Business News Round Up (04/02/2022)


A flicker of hope for Scottish retail footfall

Scottish footfall decreased by 16.2% in January, compared with two years earlier; a 6.6% improvement on December. The latest Scottish Retail Consortium (SRC) and Sensormatic IQ data also showed that shopping centre footfall fell by 36.6% in January across Scotland, down from a decline of 31.9% in December. In January, footfall in Glasgow decreased by 17.6% on a year-on-two-year basis – although again, this was a 4.2% improvement on December. SRC director David Lonsdale said: “Visits to Scotland’s retail destinations finally saw a slight improvement, with January showing the least-worst footfall figures witnessed since the onset of the Covid crisis 22 months ago. “Footfall was down by a sixth on pre-pandemic levels demonstrating there is still a long way to go before any return to normal trading.” He pointed out that the upturn wasn’t felt across all retail destinations though, with shopping centres faring particularly poorly in January. Lonsdale noted that shopping centres are often disproportionally geared towards fashion, which would have felt the impact of public health instructions to shun socialising.

https://www.insider.co.uk/news/flicker-hope-scottish-retail-footfall-26129021

Deals market bounces back, with second highest levels in a decade

The North West M&A market experienced the second highest deal volumes in the past decade. According to the Experian M&A Review 2021, a total of 883 transactions, worth a total of £22bn, were concluded. It represents a 23.5% increase on 2020’s 715 transactions, but also a three per cent improvement on the 2019 pre-pandemic figures. The data reveals that small deals were up by 20.6% from the previous year, while the mid-market returned a 15.4% increase. Large and mega deals made a return in 2021, with a 30% and 25% increase, respectively, showing renewed confidence in the market and the funds available for big ticket transactions. Also, the value of large transactions has increased for the North West by 64%, from £5.1bn to £8.3bn. The most popular deal type across the region was acquisitions, which numbered 580 transactions, compared with 422 in 2020. Experian says an interesting point is that there was a 220% increase in the volume of employee buyouts during the year, up from five to a total of 16, the majority of which were in the wholesale and professional services sectors.

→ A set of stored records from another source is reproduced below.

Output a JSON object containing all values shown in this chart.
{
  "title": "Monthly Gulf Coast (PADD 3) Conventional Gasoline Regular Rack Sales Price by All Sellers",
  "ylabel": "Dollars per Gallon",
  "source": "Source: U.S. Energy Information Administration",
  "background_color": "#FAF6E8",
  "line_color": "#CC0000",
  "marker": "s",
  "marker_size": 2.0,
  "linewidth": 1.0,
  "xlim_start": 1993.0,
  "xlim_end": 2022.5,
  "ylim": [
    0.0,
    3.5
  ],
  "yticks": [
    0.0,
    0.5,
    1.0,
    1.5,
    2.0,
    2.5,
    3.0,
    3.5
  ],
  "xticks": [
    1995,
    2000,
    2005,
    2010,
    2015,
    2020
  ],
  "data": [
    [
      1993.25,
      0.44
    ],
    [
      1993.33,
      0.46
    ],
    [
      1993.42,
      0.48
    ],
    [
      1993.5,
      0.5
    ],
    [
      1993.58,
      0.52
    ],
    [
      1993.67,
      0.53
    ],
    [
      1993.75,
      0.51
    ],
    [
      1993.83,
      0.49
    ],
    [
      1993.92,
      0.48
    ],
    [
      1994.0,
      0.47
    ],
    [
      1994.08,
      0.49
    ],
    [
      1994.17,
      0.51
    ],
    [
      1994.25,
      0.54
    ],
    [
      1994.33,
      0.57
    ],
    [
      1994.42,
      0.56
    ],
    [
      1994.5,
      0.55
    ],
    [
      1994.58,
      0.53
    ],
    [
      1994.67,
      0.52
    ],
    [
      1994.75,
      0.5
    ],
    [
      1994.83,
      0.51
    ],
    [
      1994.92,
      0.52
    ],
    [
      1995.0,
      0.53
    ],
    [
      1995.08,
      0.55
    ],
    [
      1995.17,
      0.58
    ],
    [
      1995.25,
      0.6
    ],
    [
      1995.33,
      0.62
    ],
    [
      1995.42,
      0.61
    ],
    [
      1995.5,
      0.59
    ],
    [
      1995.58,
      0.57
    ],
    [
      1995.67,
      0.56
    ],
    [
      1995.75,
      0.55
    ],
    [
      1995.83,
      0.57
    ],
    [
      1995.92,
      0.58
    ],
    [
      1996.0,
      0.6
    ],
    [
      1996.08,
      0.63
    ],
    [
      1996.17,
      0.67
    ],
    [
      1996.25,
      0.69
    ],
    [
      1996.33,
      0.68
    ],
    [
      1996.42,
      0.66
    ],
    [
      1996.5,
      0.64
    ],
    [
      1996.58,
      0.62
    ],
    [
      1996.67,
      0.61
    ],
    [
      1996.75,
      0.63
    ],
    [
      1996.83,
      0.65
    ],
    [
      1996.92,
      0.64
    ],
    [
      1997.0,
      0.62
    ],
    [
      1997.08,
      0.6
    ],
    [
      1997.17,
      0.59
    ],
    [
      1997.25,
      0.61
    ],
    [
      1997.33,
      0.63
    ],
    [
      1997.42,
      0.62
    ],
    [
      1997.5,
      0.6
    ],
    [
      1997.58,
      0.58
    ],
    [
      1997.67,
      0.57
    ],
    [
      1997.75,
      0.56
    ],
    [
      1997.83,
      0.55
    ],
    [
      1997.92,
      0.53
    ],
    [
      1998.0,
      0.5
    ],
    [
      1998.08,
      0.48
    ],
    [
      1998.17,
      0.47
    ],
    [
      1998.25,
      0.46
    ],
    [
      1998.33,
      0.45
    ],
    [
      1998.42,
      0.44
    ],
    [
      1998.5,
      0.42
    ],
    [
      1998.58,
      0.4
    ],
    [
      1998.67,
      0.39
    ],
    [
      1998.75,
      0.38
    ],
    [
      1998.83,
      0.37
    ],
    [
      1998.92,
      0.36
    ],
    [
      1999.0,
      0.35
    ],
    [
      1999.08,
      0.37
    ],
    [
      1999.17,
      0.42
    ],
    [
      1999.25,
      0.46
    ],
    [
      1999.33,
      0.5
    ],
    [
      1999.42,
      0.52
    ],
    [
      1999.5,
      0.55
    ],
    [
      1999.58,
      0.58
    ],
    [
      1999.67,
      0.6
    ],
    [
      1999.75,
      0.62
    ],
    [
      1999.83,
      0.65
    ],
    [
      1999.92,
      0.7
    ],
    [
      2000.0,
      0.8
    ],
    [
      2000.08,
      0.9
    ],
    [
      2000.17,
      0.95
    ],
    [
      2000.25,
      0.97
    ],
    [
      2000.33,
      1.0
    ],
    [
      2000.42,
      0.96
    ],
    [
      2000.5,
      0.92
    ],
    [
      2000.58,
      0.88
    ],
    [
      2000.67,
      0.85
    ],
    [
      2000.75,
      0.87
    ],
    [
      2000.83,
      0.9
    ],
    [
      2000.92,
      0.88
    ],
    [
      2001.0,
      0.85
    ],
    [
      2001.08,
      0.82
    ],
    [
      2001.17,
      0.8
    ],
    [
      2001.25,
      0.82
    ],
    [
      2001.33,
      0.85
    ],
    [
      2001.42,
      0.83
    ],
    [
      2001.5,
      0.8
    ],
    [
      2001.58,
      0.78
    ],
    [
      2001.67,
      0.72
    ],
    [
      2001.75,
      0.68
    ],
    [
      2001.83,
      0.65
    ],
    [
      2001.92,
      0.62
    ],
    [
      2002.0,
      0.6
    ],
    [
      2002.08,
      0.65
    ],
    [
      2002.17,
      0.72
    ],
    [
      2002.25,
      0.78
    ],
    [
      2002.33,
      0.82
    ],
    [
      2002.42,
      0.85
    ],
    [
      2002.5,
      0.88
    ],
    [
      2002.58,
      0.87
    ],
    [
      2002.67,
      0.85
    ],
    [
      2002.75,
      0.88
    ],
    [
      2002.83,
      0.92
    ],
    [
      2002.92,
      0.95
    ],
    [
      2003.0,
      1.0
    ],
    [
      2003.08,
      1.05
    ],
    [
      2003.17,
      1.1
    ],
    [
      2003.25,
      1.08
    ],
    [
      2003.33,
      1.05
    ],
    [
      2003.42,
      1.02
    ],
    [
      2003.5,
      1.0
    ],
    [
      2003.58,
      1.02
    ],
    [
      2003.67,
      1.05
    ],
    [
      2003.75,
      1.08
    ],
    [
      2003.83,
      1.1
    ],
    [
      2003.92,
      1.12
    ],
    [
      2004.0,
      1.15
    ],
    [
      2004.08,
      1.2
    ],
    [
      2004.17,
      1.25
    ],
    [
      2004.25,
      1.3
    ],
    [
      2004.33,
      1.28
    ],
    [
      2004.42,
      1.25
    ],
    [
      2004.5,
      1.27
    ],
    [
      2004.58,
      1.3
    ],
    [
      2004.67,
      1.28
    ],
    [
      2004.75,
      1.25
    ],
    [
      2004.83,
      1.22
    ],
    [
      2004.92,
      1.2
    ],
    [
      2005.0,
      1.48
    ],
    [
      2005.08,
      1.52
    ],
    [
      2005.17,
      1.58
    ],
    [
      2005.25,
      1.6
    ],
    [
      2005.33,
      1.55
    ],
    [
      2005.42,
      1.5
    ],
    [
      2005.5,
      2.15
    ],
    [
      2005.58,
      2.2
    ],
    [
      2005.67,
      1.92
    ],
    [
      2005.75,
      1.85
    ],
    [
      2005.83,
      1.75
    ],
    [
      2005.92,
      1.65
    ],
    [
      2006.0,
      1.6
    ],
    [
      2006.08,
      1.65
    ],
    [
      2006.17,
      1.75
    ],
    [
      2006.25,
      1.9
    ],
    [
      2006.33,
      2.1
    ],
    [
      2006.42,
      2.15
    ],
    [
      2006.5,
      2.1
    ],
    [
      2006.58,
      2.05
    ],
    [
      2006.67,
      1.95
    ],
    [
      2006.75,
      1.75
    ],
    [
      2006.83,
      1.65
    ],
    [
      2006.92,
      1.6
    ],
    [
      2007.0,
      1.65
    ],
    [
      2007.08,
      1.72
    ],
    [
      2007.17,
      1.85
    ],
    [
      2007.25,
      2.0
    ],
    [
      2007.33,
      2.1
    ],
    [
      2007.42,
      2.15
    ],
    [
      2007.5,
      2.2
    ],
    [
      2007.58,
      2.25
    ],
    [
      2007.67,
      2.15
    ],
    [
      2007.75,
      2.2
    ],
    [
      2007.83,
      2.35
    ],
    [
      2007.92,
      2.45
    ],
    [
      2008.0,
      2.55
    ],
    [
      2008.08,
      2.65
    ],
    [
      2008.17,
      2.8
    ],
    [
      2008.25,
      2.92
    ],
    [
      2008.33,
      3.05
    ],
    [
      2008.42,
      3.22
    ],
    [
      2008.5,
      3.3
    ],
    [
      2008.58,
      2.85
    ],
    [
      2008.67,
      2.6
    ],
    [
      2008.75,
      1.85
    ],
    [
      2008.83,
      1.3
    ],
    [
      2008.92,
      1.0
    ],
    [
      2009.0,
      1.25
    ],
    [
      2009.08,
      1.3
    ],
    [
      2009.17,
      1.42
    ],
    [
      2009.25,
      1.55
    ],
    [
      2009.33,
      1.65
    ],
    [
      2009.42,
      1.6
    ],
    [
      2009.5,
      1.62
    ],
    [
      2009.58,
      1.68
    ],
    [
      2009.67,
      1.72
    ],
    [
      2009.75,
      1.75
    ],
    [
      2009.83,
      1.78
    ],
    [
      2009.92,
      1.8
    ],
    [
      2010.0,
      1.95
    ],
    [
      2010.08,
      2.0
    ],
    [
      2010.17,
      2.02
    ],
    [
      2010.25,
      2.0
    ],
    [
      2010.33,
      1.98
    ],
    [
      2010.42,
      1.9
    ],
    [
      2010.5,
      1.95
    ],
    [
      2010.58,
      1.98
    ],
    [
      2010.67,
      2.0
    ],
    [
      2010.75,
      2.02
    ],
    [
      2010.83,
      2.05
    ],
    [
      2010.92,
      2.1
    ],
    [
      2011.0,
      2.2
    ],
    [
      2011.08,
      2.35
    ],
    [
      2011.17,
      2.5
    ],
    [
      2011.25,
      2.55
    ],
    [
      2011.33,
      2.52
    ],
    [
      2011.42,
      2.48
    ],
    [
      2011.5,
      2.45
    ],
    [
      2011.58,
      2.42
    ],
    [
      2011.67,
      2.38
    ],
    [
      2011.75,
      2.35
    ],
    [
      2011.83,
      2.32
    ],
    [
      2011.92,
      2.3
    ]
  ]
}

UK to invest in 10 ‘space clusters’ to support industry’s growth

Hundreds of thousands of pounds are being invested in Britain’s so-called “space clusters” – areas of the country where the space industry is flourishing. Ten organisations across the UK have been given a boost, including in Cornwall, Scotland, and the West Midlands. The UK Space Agency said the cash would support new and growing companies; build on local expertise; and catalyse investment into the sector, which is now worth £16bn a year to the economy. More than £600,000 will go towards supporting activities that create jobs and growth, it said, including recruiting ‘”pace cluster managers”, to strengthen local space sector leadership groups, and developing new business opportunities. According to the UK Space Agency, each organisation will use the funding to support locally led space sector activities in their region, including business case development and evidence gathering for local authorities and economic development bodies.

https://www.business-live.co.uk/economic-development/uk-invest-10-space-clusters-22970017

Nine in 10 tradespeople forced to delay projects due to ongoing supplies shortage

Ongoing supplies shortage costing UK tradespeople over £3.5bn in lost earnings with the vast majority forced to delay projects or turn down work. Nine in 10 (87%) tradespeople are being forced to delay projects due to the ongoing supplies shortage, a new report reveals. The study by small business insurance provider Simply Business unveils the devastating impact of the supplies shortage, with over a quarter (27%) of tradespeople saying they’ve had no choice but to delay projects by a minimum of four-eight weeks.  Nearly one in five (16%) had had to delay projects by eight-12 weeks, and a further one in six (13%) have had to delay projects by three months or more. The supplies shortage, caused by a damaging combination of unprecedented demand, tighter restrictions on imports after Brexit, and rising costs of materials, has left tradespeople across the country facing a staggering £3.5bn loss. Costs are being passed down to the tradespeople and then ultimately the consumer.